"The Republicans are right, this is a cap-and-tax bill," said former Sen. Timothy Wirth, criticizing the Waxman-Markey climate change bill in an interview with Bloomberg News last month. "That's what it is because they are raising revenue to do all sorts of things, especially to take care of the coal industry, and it makes no sense."
Although all the focus has been on the difficulties facing health care reform, the Obama administration-supported Waxman-Markey bill may be in even deeper trouble. Republicans have consistently blasted it as a national energy tax, but it is divisions among Democrats that may doom the legislation in the Senate.
Wirth, for example, is no right-wing Republican. He served six terms as a Democrat in the House and one in the Senate, holding the Colorado seat once occupied by Gary Hart. As undersecretary for global affairs in the State Department, he was one of the Clinton administration's leading climate change negotiators. Wirth currently runs the UN Foundation, a philanthropic group funded with seed money from liberal media mogul Ted Turner.
Fully 44 House Democrats voted against Waxman-Markey when it narrowly passed the House in June, including Rep. John Salazar (D-Colo.), the brother of Interior Secretary Ken Salazar. Many of these legislators hailed from relatively conservative districts. According to an analysis by National Journal's Ronald Brownstein, 59 percent of Democrats representing districts carried by John McCain in the 2008 presidential election defied both President Obama and House Speaker Nancy Pelosi by voting no.
That explains some of the Democratic opposition in the Senate, where about 15 Democrats are not doing Harry Reid's bidding. Last month, several Democrats called for a narrower bill that junks cap and trade entirely while focusing on renewable energy instead. "The problem of doing both of them together is that it becomes too big of a lift," Sen. Blanche Lincoln (D-Ark.) told reporters in August. "I see the cap-and-trade being a real problem."
But some Democrats are balking for reasons other than fear of alienating conservative voters by supporting a broad-based energy tax increase. Sen. Russ Feingold (D-Wis.) is considered one of the most progressive members of Congress's upper chamber. He doesn't sound too impressed by Waxman-Markey.
Speaking to a "listening session" in Wisconsin, Feingold cited cap and trade as one of the reasons he "is the Democrat who has least voted with President Obama." A local newspaper quoted him saying of cap and trade, "You know, the other countries won't play ball... They cannot be given a free pass, and we cannot do cap-and-trade alone."
These sentiments were echoed by the energy policy director of the Ralph Nader-affiliated advocacy group Public Citizen. "We don't want to go forward with strong carbon regulations here and see China and India have no regulations," Tyson Slocum told a Wyoming newspaper.
Democrats like Wirth would like to see a bill focused entirely on coal-fired power plants rather than a general cap on carbon pollution. "I'm not critical of cap-and-trade," he told Bloomberg News. "But it has to be used in a targeted and disciplined way, and what has happened is it's getting out of control."
Yet that compromise wouldn't win the vote of Sen.

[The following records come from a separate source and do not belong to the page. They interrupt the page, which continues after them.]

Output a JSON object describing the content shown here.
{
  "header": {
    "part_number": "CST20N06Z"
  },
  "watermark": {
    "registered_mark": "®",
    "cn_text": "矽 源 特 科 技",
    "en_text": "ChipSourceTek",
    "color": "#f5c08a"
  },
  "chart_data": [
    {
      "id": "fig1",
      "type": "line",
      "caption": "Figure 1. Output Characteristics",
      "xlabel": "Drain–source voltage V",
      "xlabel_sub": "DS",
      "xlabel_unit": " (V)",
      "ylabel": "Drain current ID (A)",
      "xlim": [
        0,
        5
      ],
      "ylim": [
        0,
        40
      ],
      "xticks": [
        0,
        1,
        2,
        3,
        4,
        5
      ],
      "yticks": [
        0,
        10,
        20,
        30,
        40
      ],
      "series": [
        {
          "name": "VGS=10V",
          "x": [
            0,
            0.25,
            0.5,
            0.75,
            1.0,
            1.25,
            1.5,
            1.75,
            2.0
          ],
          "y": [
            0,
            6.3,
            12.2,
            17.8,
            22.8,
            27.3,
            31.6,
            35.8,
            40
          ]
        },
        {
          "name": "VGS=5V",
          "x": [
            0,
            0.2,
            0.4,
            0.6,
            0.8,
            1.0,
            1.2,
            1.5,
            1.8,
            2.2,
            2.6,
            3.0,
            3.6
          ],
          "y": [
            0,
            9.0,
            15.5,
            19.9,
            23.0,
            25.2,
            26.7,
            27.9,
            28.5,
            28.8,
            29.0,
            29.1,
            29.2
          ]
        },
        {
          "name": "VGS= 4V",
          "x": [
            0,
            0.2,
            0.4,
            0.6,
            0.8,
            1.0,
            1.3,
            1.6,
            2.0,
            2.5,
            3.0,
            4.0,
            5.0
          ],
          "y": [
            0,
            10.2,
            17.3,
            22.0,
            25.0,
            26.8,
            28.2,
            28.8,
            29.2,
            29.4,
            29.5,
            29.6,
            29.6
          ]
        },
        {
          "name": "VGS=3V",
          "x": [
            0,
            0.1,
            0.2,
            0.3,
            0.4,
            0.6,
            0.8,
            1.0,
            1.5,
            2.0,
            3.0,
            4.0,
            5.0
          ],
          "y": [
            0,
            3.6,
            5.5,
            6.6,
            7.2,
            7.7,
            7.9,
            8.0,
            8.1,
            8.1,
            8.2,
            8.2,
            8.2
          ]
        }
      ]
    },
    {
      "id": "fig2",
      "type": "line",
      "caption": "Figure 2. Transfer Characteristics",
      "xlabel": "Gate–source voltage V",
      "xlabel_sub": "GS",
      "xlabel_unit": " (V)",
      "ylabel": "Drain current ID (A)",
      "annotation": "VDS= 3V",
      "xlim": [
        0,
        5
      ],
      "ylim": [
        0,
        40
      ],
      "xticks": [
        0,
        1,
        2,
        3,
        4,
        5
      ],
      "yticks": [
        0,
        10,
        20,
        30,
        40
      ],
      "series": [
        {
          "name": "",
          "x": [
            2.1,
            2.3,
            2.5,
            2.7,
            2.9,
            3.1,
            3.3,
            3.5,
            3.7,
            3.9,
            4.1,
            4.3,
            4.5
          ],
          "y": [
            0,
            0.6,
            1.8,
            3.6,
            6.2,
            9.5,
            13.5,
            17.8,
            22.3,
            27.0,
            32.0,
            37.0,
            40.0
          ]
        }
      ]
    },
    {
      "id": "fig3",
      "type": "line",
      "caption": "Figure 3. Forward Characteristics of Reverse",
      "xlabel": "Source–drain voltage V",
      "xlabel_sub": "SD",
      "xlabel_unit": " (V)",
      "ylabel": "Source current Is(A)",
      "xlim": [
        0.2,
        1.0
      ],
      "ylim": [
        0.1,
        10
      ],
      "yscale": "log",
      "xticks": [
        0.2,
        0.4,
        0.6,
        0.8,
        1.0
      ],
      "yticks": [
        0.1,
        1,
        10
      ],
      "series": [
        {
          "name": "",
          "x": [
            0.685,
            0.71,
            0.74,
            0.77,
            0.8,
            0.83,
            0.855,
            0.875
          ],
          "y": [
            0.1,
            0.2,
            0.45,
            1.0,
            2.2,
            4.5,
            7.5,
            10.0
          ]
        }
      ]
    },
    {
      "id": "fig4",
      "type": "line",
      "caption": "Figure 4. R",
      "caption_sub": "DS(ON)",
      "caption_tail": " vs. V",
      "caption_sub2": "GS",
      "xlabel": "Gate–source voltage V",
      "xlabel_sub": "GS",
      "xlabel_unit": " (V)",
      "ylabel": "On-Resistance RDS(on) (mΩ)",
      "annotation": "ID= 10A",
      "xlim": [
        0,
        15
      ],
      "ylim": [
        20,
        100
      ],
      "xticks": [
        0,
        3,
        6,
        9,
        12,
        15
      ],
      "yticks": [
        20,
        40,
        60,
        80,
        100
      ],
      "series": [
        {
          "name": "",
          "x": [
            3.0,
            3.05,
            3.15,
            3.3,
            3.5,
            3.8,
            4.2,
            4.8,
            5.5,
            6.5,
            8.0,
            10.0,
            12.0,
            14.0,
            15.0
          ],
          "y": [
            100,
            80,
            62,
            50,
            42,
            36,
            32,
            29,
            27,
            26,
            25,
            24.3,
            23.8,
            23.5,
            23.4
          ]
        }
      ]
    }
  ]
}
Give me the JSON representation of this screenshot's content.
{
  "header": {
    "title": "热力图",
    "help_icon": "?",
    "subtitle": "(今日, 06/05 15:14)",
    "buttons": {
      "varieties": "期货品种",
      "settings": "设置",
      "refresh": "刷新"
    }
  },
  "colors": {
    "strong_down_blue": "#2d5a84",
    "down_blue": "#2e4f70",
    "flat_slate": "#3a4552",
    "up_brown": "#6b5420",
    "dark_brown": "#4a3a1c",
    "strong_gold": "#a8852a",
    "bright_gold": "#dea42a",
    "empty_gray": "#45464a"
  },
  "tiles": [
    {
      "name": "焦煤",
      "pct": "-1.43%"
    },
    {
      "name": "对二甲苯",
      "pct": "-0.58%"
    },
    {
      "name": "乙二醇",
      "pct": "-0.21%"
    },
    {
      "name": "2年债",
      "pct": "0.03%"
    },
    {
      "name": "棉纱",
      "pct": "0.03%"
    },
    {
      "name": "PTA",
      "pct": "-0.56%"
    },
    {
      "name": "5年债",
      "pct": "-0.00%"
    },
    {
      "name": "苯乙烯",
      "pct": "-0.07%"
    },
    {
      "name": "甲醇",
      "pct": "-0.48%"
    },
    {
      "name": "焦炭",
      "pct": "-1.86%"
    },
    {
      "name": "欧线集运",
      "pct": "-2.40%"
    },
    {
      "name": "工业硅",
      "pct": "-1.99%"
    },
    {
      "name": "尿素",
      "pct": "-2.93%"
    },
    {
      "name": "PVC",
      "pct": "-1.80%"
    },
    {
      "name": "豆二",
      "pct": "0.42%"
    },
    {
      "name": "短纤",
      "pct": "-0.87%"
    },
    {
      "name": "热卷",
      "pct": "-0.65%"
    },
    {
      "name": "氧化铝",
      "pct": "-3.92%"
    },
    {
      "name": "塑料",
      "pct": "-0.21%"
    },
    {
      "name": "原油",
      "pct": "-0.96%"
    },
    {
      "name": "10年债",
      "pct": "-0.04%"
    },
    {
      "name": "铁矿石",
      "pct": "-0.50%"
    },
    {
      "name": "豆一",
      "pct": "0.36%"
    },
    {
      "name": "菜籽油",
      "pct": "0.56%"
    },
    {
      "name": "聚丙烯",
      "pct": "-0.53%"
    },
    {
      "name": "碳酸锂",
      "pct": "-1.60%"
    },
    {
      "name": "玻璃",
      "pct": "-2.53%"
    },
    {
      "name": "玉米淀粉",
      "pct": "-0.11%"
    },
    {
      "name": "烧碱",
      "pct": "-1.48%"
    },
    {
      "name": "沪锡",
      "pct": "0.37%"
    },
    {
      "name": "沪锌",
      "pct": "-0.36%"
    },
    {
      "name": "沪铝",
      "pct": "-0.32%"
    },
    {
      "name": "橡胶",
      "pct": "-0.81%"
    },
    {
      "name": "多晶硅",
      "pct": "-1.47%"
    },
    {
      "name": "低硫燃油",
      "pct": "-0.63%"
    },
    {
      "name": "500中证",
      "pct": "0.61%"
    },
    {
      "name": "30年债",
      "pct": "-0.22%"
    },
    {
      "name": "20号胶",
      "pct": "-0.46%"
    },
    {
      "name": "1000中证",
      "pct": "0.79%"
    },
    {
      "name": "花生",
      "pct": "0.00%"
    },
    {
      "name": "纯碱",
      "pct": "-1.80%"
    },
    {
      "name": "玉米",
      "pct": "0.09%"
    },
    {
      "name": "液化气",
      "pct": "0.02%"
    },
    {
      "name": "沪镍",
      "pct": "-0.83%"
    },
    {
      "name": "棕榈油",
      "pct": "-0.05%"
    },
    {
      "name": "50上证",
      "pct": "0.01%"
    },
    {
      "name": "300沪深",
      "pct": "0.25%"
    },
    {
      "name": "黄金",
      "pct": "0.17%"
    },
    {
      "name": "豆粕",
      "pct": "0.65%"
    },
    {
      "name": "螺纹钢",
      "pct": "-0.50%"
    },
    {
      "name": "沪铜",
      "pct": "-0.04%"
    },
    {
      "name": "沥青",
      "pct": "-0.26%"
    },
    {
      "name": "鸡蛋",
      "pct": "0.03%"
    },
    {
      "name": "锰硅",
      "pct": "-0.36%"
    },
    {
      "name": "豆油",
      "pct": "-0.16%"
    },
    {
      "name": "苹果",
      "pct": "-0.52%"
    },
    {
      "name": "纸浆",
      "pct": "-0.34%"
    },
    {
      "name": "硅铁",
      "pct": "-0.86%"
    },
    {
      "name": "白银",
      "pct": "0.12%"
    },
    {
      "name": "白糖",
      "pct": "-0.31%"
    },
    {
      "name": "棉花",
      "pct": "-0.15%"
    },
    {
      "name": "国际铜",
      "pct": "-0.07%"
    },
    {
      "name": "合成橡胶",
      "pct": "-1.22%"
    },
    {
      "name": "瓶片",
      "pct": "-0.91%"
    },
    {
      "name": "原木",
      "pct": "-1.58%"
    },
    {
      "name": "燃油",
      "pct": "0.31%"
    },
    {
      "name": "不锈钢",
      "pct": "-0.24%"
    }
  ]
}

Jay Rockefeller (D-W. Va.), who is already on record arguing that cap and trade could hurt his coalmining state. He has pressed for "short-term economic assistance" for the coal industry and, like Feingold, tariffs on goods from countries that don't similarly limit carbon emissions.
Other liberal outfits, like the Center for Biological Diversity, want the bill beefed up in the Senate rather than watered down. But even they have signed on to letters requesting a more transparent process for determining the value of carbon credits.
All of these Democratic divisions come on the heels of polling that shows more intensity among opponents of Waxman-Markey than supporters. While Rasmussen Reports found only 35 percent could correctly identify the cap and trade scheme, the plan is vulnerable to charges -- which even supporters concede in the short term -- that it will raise energy costs for ordinary Americans.
Billionaire investor Warren Buffett, an Obama ally, agrees. "Anything you put in that effectively taxes carbon emissions is -- somebody's going to bear the brunt of it," Buffett said in a March interview with CNBC. He went on to say "that tax is probably going to be pretty regressive." Regressive taxes tend not to sell well, even among core Democratic constituencies.
Like the health care debate, this discussion has tended to be covered as a Republican versus Democrat conflict. But the reality is the Democrats have the votes in Congress to pass almost whatever they want with little or no Republican support. The real story is a conflict that pits Democrat against Democrat.